A gleaming gold crocodile skin structured jacket with a nipped waist looked almost armoury when matched with high-waist trousers that are cropped tightly at the knee while a white version with the exotic skin texture adds luxury to tailored daywear for the Versace woman.

The paper-like fabric with the snake-skin texture is more accessible than genuine skin and worked beautifully on the structured silhouettes intended for this Spring/Summer collection.

In a season when summer prints are much desired, Donatella celebrated 30 years of Versace by reinterpreting the iconic symbol of the House, the Medusa head, through a collaboration with fashion illustrator Julie Verhoeven.
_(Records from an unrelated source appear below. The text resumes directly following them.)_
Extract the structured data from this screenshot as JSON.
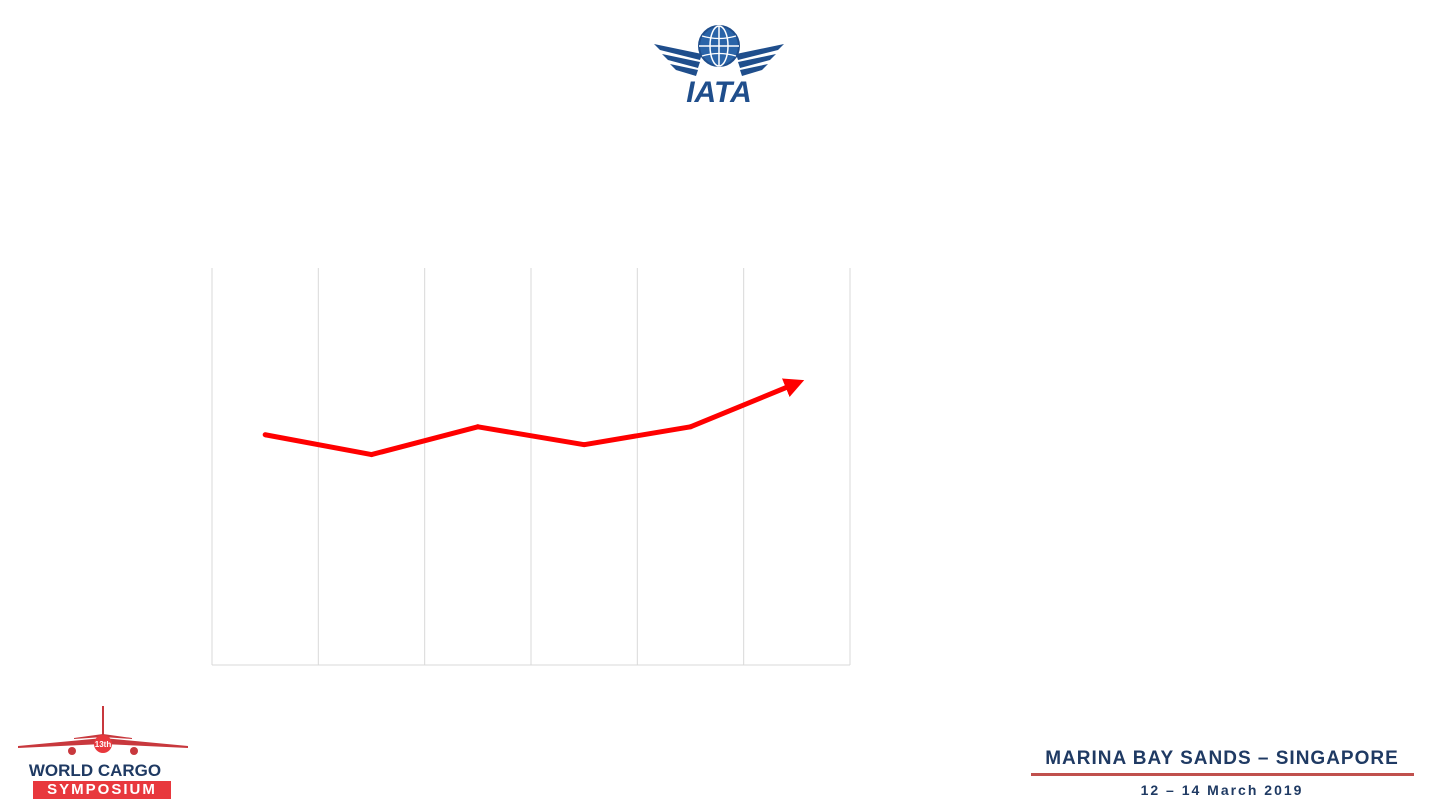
{
  "logo": {
    "text": "IATA",
    "colors": {
      "primary": "#1f4e8c",
      "globe": "#2a64a8"
    }
  },
  "chart_data": {
    "type": "line",
    "x": [
      1,
      2,
      3,
      4,
      5,
      6
    ],
    "values": [
      58,
      53,
      60,
      55.5,
      60,
      71
    ],
    "ylim": [
      0,
      100
    ],
    "xlim": [
      0.5,
      6.5
    ],
    "grid": {
      "vertical": true,
      "horizontal": false
    },
    "line_color": "#ff0000",
    "end_marker": "arrow",
    "title": "",
    "xlabel": "",
    "ylabel": ""
  },
  "footer": {
    "event_line1": "WORLD CARGO",
    "event_line2": "SYMPOSIUM",
    "edition_badge": "13th",
    "venue": "MARINA BAY SANDS – SINGAPORE",
    "dates": "12 – 14 March 2019",
    "colors": {
      "navy": "#1f3a63",
      "red": "#e8383d"
    }
  }
}
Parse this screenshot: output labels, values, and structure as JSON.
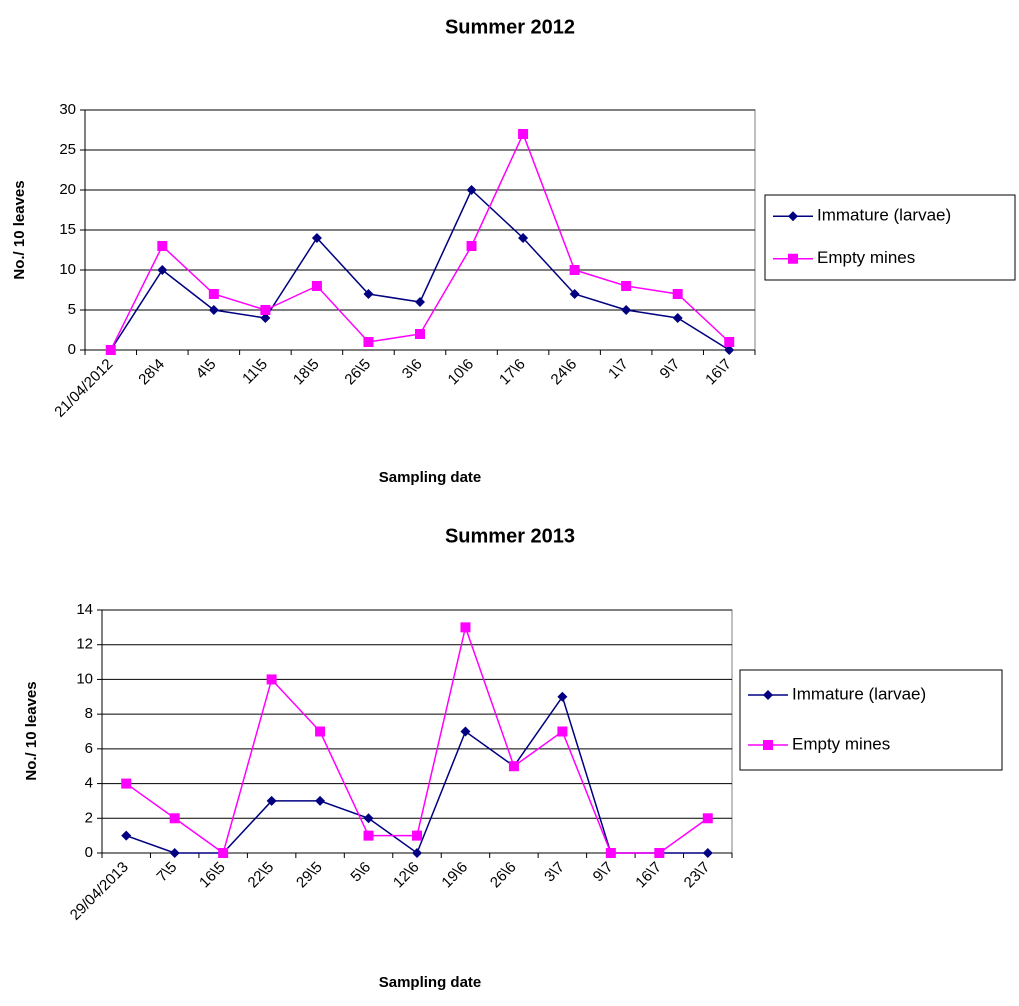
{
  "chart_data": [
    {
      "type": "line",
      "title": "Summer 2012",
      "x_label": "Sampling date",
      "y_label": "No./ 10 leaves",
      "categories": [
        "21/04/2012",
        "28\\4",
        "4\\5",
        "11\\5",
        "18\\5",
        "26\\5",
        "3\\6",
        "10\\6",
        "17\\6",
        "24\\6",
        "1\\7",
        "9\\7",
        "16\\7"
      ],
      "series": [
        {
          "name": "Immature (larvae)",
          "color": "#000080",
          "marker": "diamond",
          "values": [
            0,
            10,
            5,
            4,
            14,
            7,
            6,
            20,
            14,
            7,
            5,
            4,
            0
          ]
        },
        {
          "name": "Empty mines",
          "color": "#ff00ff",
          "marker": "square",
          "values": [
            0,
            13,
            7,
            5,
            8,
            1,
            2,
            13,
            27,
            10,
            8,
            7,
            1
          ]
        }
      ],
      "ylim": [
        0,
        30
      ],
      "yticks": [
        0,
        5,
        10,
        15,
        20,
        25,
        30
      ],
      "grid": true,
      "legend": "right"
    },
    {
      "type": "line",
      "title": "Summer 2013",
      "x_label": "Sampling date",
      "y_label": "No./ 10 leaves",
      "categories": [
        "29/04/2013",
        "7\\5",
        "16\\5",
        "22\\5",
        "29\\5",
        "5\\6",
        "12\\6",
        "19\\6",
        "26\\6",
        "3\\7",
        "9\\7",
        "16\\7",
        "23\\7"
      ],
      "series": [
        {
          "name": "Immature (larvae)",
          "color": "#000080",
          "marker": "diamond",
          "values": [
            1,
            0,
            0,
            3,
            3,
            2,
            0,
            7,
            5,
            9,
            0,
            0,
            0
          ]
        },
        {
          "name": "Empty mines",
          "color": "#ff00ff",
          "marker": "square",
          "values": [
            4,
            2,
            0,
            10,
            7,
            1,
            1,
            13,
            5,
            7,
            0,
            0,
            2
          ]
        }
      ],
      "ylim": [
        0,
        14
      ],
      "yticks": [
        0,
        2,
        4,
        6,
        8,
        10,
        12,
        14
      ],
      "grid": true,
      "legend": "right"
    }
  ]
}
The result was a series of multi-coloured prints featuring the artist’s signature wide-eyed girl and Medusa intermixed with drawings of starfish, shells, fishes and jewellery splashed on swimsuits, short dresses, billowing long dresses and handbags that will sort out the resort dressing in the coming summer months.

As always, the accompanying accessories are equally exciting with handbags and shoes covered with gold leafing, micro studs, zips, engraved metals, faceted plexi-glass hearts and crystal embellished on luxurious nappa leathers, crocodile and pearlised python in a fresh combination of silk white, lemon, pink and wisteria.

Donatella has firmly come into her own since taking over from her brother Gianni in 1997 with an upbeat collection that does not need much explaining except for an intriguing motif of the heart popping throughout the collection.